Por que os caranguejos ferraduros são habitantes da água, enquanto outras terras colonizadas aracnídeos permanecem em aberto. Estes animais pertencem a um grupo chamado Chelicerata, que também inclui aranhas do mar. Aranhas marinhas são artrópodes marinhos como caranguejos ferradura, mas não são aracnídeos.

“O que o estudo conclui é que a conquista da terra pelos aracnídeos é mais complexa do que um único evento de tradição”, diz Ballesteros.é possível que o ancestral comum dos aracnídeos tenha evoluído na água e apenas grupos como aranhas e escorpiões conseguiram aterrar. Ou, um ancestral comum pode ter evoluído em terra e, em seguida, caranguejos ferradura recolonizou o mar.

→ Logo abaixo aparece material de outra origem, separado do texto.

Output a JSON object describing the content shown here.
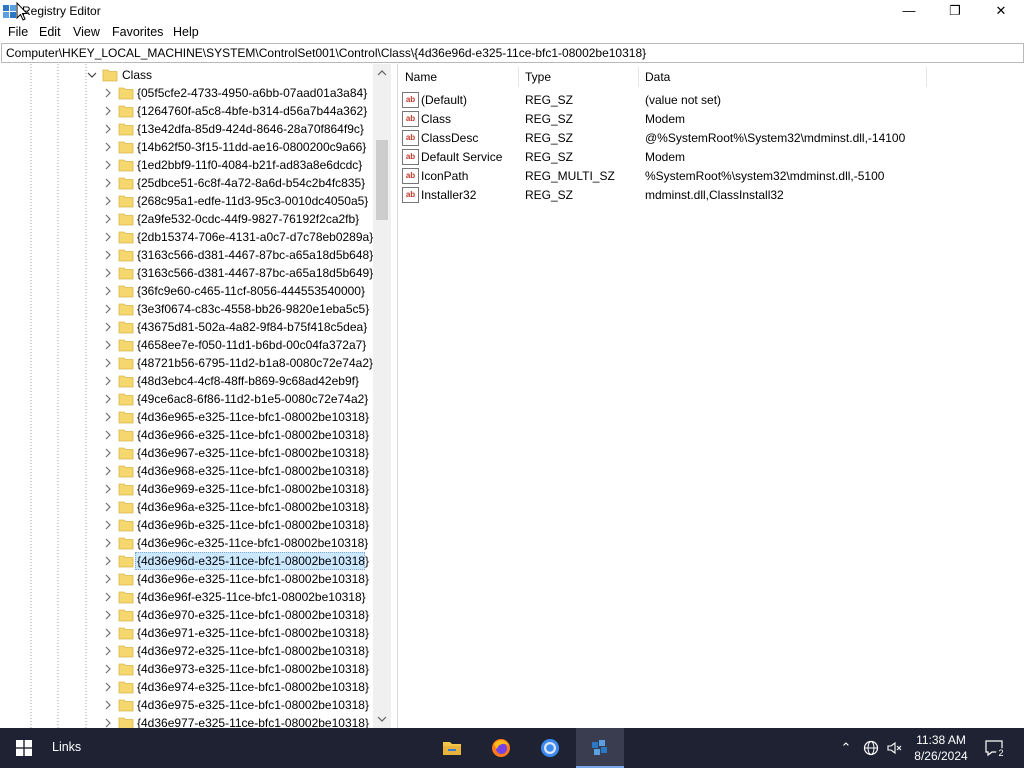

“A grande questão que procuramos é a história da terrestrialização”, diz Sharma.para Ballesteros, que agora está estudando a evolução da cegueira em aranhas que vivem em cavernas profundas em Israel, suas motivações chegam ao coração da própria natureza humana.”posso olhar com curiosidade infantil e perguntar:’ como toda essa diversidade veio a ser?'”diz ele. “É incrível o que existe, e eu nunca pensei que teria o privilégio de ser capaz de fazer isso.”

O estudo foi financiado pela Bolsa de pós-doutorado de M. Guyer e apoiado pela National Science Foundation grant IOS-1552610.